The nine-page tax reform framework that the Trump administration released Wednesday referred only briefly to the treatment of retirement savings. There was no sign that the current tax deferral regime would change, but the document left the door open to future adjustments.
Here’s what it said about retirement: “The framework retains tax benefits that encourage work, higher education and retirement security. The committees are encouraged to simplify these benefits to improve their efficiency and effectiveness. Tax reform will aim to maintain or raise retirement plan participation of workers and the resources available for retirement.”
The document, entitled, “Unified Framework for Fixing Our Broken Tax Code,” also contained these proposed federal tax law changes:
“Zero tax bracket”
The framework doubled the standard deduction to: $24,000 for married taxpayers filing jointly, and $12,000 for single filers. To simplify the tax rules, the additional standard deduction and personal exemptions for the taxpayer and spouse are consolidated into this larger standard deduction. These changes create a larger “zero tax bracket” by eliminating taxes on the first $24,000 of income earned by a married couple and $12,000 earned by a single individual.
Individual tax rate structure
Under current law, taxable income is subject to seven tax brackets. The framework aims to consolidate the current seven tax brackets into three brackets of 12%, 25% and 35%. Typical families in the existing 10% bracket are expected to be better off under the framework due to the larger standard deduction, larger child tax credit and additional tax relief that will be included during the committee process.
An additional top rate may apply to the highest-income taxpayers to ensure that the reformed tax code is at least as progressive as the existing tax code and does not shift the tax burden from high-income to lower- and middle-income taxpayers. The framework also envisions the use of a more accurate measure of inflation for purposes of indexing the tax brackets and other tax parameters.
Enhanced child tax credit and middle-class tax relief
The framework repeals the personal exemptions for dependents and significantly increases the Child Tax Credit. The first $1,000 of the credit will be refundable as under current law. In addition, the framework will increase the income levels at which the Child Tax Credit begins to phase out. The modified income limits will make the credit available to more middle-income families and eliminate the marriage penalty in the existing credit. The framework also provides a non-refundable credit of $500 for non-child dependents to help defray the cost of caring for other dependents.
Individual Alternative Minimum Tax (AMT)
The framework repeals the existing individual AMT, which requires taxpayers to do their taxes twice. The nonpartisan Joint Committee on Taxation (JCT) and the Internal Revenue Service (IRS) Taxpayer Advocate have both recommended repealing the AMT because it no longer serves its intended purpose and creates significant complexity.
The framework eliminates most itemized deductions, but retains tax incentives for home mortgage interest and charitable contributions.
Death and generation-skipping transfer taxes
The framework repeals the death tax and the generation-skipping transfer tax.

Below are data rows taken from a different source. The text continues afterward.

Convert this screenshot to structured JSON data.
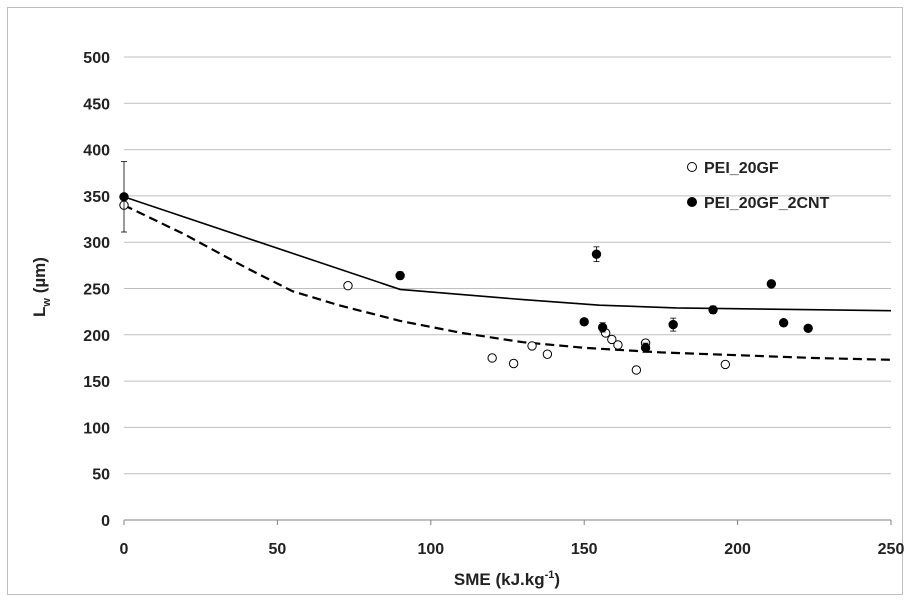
{
  "chart_data": {
    "type": "scatter",
    "title": "",
    "xlabel": "SME",
    "xlabel_unit": "(kJ.kg",
    "xlabel_unit_sup": "-1",
    "xlabel_unit_end": ")",
    "ylabel": "L",
    "ylabel_sub": "w",
    "ylabel_unit": " (µm)",
    "xlim": [
      0,
      250
    ],
    "ylim": [
      0,
      500
    ],
    "xticks": [
      0,
      50,
      100,
      150,
      200,
      250
    ],
    "yticks": [
      0,
      50,
      100,
      150,
      200,
      250,
      300,
      350,
      400,
      450,
      500
    ],
    "grid": "horizontal",
    "legend_position": "top-right",
    "series": [
      {
        "name": "PEI_20GF",
        "marker": "open-circle",
        "color": "#000000",
        "points": [
          {
            "x": 0,
            "y": 340
          },
          {
            "x": 73,
            "y": 253
          },
          {
            "x": 120,
            "y": 175
          },
          {
            "x": 127,
            "y": 169
          },
          {
            "x": 133,
            "y": 188
          },
          {
            "x": 138,
            "y": 179
          },
          {
            "x": 157,
            "y": 202
          },
          {
            "x": 159,
            "y": 195
          },
          {
            "x": 161,
            "y": 189
          },
          {
            "x": 167,
            "y": 162
          },
          {
            "x": 170,
            "y": 191
          },
          {
            "x": 196,
            "y": 168
          }
        ]
      },
      {
        "name": "PEI_20GF_2CNT",
        "marker": "filled-circle",
        "color": "#000000",
        "points": [
          {
            "x": 0,
            "y": 349,
            "err": 38
          },
          {
            "x": 90,
            "y": 264,
            "err": 4
          },
          {
            "x": 150,
            "y": 214
          },
          {
            "x": 154,
            "y": 287,
            "err": 8
          },
          {
            "x": 156,
            "y": 208,
            "err": 5
          },
          {
            "x": 170,
            "y": 186,
            "err": 5
          },
          {
            "x": 179,
            "y": 211,
            "err": 7
          },
          {
            "x": 192,
            "y": 227,
            "err": 4
          },
          {
            "x": 211,
            "y": 255
          },
          {
            "x": 215,
            "y": 213
          },
          {
            "x": 223,
            "y": 207
          }
        ]
      }
    ],
    "fit_lines": [
      {
        "style": "solid",
        "color": "#000000",
        "points": [
          [
            0,
            349
          ],
          [
            90,
            249
          ],
          [
            130,
            238
          ],
          [
            155,
            232
          ],
          [
            180,
            229
          ],
          [
            250,
            226
          ]
        ]
      },
      {
        "style": "dashed",
        "color": "#000000",
        "points": [
          [
            0,
            340
          ],
          [
            20,
            308
          ],
          [
            40,
            272
          ],
          [
            55,
            247
          ],
          [
            70,
            232
          ],
          [
            90,
            215
          ],
          [
            110,
            202
          ],
          [
            130,
            192
          ],
          [
            150,
            186
          ],
          [
            175,
            181
          ],
          [
            200,
            178
          ],
          [
            225,
            175
          ],
          [
            250,
            173
          ]
        ]
      }
    ]
  }
}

Tax rate structure for small businesses
The framework limits the maximum tax rate applied to the business income of small and family-owned businesses conducted as sole proprietorships, partnerships and S corporations to 25%. The framework contemplates that the committees will adopt measures to prevent the re-characterization of personal income into business income to prevent wealthy individuals from avoiding the top personal tax rate.
Tax rate structure for corporations
The framework reduces the corporate tax rate to 20%—which is below the 22.5% average of the industrialized world—and aims to eliminate the corporate AMT, as recommended by the non-partisan JCT. The committees also may consider methods to reduce the double taxation of corporate earnings.
“Expensing” of capital investments
The framework allows businesses to immediately write off (or “expense”) the cost of new investments in depreciable assets other than structures made after September 27, 2017, for at least five years. This policy represents an unprecedented level of expensing with respect to the duration and scope of eligible assets.
The deduction for net interest expense incurred by C corporations will be partially limited. The committees will consider the appropriate treatment of interest paid by non-corporate taxpayers.
Other business deductions and credits
The current-law domestic production (“section 199”) deduction will no longer be necessary. In addition, numerous other special exclusions and deductions will be repealed or restricted. The framework explicitly preserves business credits in research and development (R&D) and low-income housing, however.
Territorial taxation of global American companies
The framework will replace the existing worldwide tax system with a 100% exemption for dividends from foreign subsidiaries (in which the U.S. parent owns at least a 10% stake). The framework treats foreign earnings that have accumulated overseas under the old system as repatriated. Accumulated foreign earnings held in illiquid assets will be subject to a lower tax rate than foreign earnings held in cash or cash equivalents. Payment of the tax liability will be spread out over several years.
Stopping corporations from shipping jobs and capital overseas
To prevent companies from shifting profits to tax havens, the framework includes rules to protect the U.S. tax base by taxing at a reduced rate and on a global basis the foreign profits of U.S. multinational corporations. The committees will incorporate rules to level the playing field between U.S.-headquartered parent companies and foreign-headquartered parent companies.